Due to the significant potential benefits of these therapies, which have been demonstrated in large cardiovascular disease studies involving patients without VTE, these therapies should not be withheld from patients with VTE.

In line with the WFH/ISTH guidelines, measures should be considered that limit the duration of the required antiplatelet or anticoagulant therapy (e.g., non-drug-coated stents). In patients with a severe bleeding phenotype, prophylaxis with VWF concentrate or the administration of tranexamic acid may be necessary to minimize bleeding. An individual treatment plan (e.g., administration of VWF concentrate for prophylaxis) should be developed.

However, second-generation drug-eluting stents are now available that are compatible with patients at risk of bleeding due to the short one-month dual antiplatelet therapy; they have therefore recently been proposed as the first choice for hemophilia patients. This approach also appears to be appropriate for patients with VWD [191].

An interdisciplinary discussion with cardiologists is important [192].

In addition to questions about long-term anticoagulation due to atrial fibrillation or similar conditions, treatment recommendations exist for coronary angiography and catheter ablation. These treatments appear safe and feasible after substitution with VW factor in patients with VWE and HA. The recommended dosage is similar to that used for minor surgical procedures. These recommendations are similar to those for patients with hemophilia [193, 194].

Emicizumab is a bispecific antibody developed for the treatment of hemophilia A with and without inhibitors. Emicizumab forms a bridge between activated factors IX and X, thereby replacing the function of FVIII. Emicizumab is not approved for VWE.

Off-label use of emicizumab has been successfully used in patients with VWD, particularly type 3 [204]. The drug is therefore a good alternative, especially for patients with inhibitors. Case reports show a significant improvement in hemostasis in patients who did not respond to other treatments. Subcutaneous administration also makes emicizumab more attractive for patients who prefer a less complex treatment for prophylaxis [205].
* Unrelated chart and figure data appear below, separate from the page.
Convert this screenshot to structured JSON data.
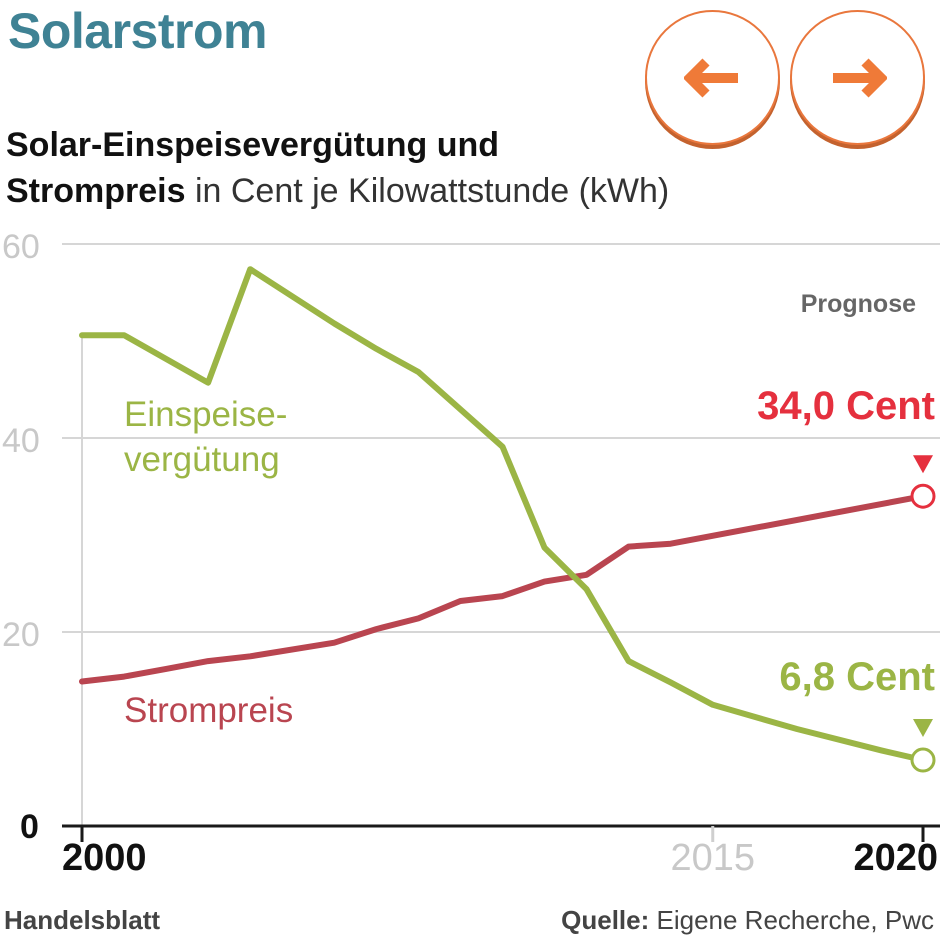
{
  "header": {
    "title": "Solarstrom",
    "prev_icon": "arrow-left-icon",
    "next_icon": "arrow-right-icon",
    "accent_color": "#e9773d"
  },
  "subtitle": {
    "line1": "Solar-Einspeisevergütung und",
    "line2_bold": "Strompreis",
    "line2_rest": " in Cent je Kilowattstunde (kWh)"
  },
  "footer": {
    "brand": "Handelsblatt",
    "source_label": "Quelle:",
    "source_text": " Eigene Recherche, Pwc"
  },
  "chart_data": {
    "type": "line",
    "title": "Solar-Einspeisevergütung und Strompreis in Cent je Kilowattstunde (kWh)",
    "x_range": [
      2000,
      2020
    ],
    "ylim": [
      0,
      60
    ],
    "y_ticks": [
      "0",
      "20",
      "40",
      "60"
    ],
    "x_tick_labels": [
      {
        "value": 2000,
        "label": "2000",
        "emphasis": "bold"
      },
      {
        "value": 2015,
        "label": "2015",
        "emphasis": "muted"
      },
      {
        "value": 2020,
        "label": "2020",
        "emphasis": "bold"
      }
    ],
    "prognose_label": "Prognose",
    "series": [
      {
        "name": "Einspeisevergütung",
        "label_line1": "Einspeise-",
        "label_line2": "vergütung",
        "color": "#9bb545",
        "points": [
          [
            2000,
            50.6
          ],
          [
            2001,
            50.6
          ],
          [
            2003,
            45.7
          ],
          [
            2004,
            57.4
          ],
          [
            2006,
            51.8
          ],
          [
            2007,
            49.2
          ],
          [
            2008,
            46.8
          ],
          [
            2010,
            39.1
          ],
          [
            2011,
            28.7
          ],
          [
            2012,
            24.4
          ],
          [
            2013,
            17.0
          ],
          [
            2014,
            14.8
          ],
          [
            2015,
            12.5
          ],
          [
            2017,
            10.0
          ],
          [
            2019,
            7.8
          ],
          [
            2020,
            6.8
          ]
        ],
        "end_label": "6,8 Cent"
      },
      {
        "name": "Strompreis",
        "label_line1": "Strompreis",
        "color": "#b94550",
        "points": [
          [
            2000,
            14.9
          ],
          [
            2001,
            15.4
          ],
          [
            2002,
            16.2
          ],
          [
            2003,
            17.0
          ],
          [
            2004,
            17.5
          ],
          [
            2006,
            18.9
          ],
          [
            2007,
            20.3
          ],
          [
            2008,
            21.4
          ],
          [
            2009,
            23.2
          ],
          [
            2010,
            23.7
          ],
          [
            2011,
            25.2
          ],
          [
            2012,
            25.9
          ],
          [
            2013,
            28.8
          ],
          [
            2014,
            29.1
          ],
          [
            2020,
            34.0
          ]
        ],
        "end_label": "34,0 Cent",
        "end_label_color": "#e5303e"
      }
    ]
  }
}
In contrast to intravenous prophylaxis, which involves several infusions of clotting factor concentrate per week, emicizumab is administered subcutaneously (SC) weekly, biweekly, or monthly, which significantly reduces the effort required [204][206- 208].

These case reports include the successful treatment of hemarthrosis in men and women and a significant improvement in hemoglobin monovolume concentration in an 11-year-old girl with VWE type 3, anemia, and hypovolemic shock. She had not responded to hormone therapy, cryoprecipitate, or tranexamic acid. After the addition of low-dose emicizumab (3 mg/kg sc, once a month), no further menorrhagia or bleeding occurred [208]. In addition, recent in vitro studies show an improvement in thrombus formation under shear stress in all types of VWD, which may extend its clinical use beyond VWD type 3 [209].

Preclinical gene transfer studies for von Willebrand factor (VWF) already exist. However, there are no ongoing clinical studies specifically focused on VWD [210- 215].

Studies are currently being conducted in various phases on VGA039 (a monoclonal antibody that targets human protein S and inhibits its cofactor activity for tissue factor inhibitor α and activated protein C) and BT200 (rondoraptivon pegol). BT200 is a pegylated aptamer that binds specifically to the A1 domain of VWF and slows down the clearance of VWF and FVIII, thereby increasing their concentrations in the blood [216- 220].

For further information, see chapter 10 Clinical Studies and Approval Status (German Version).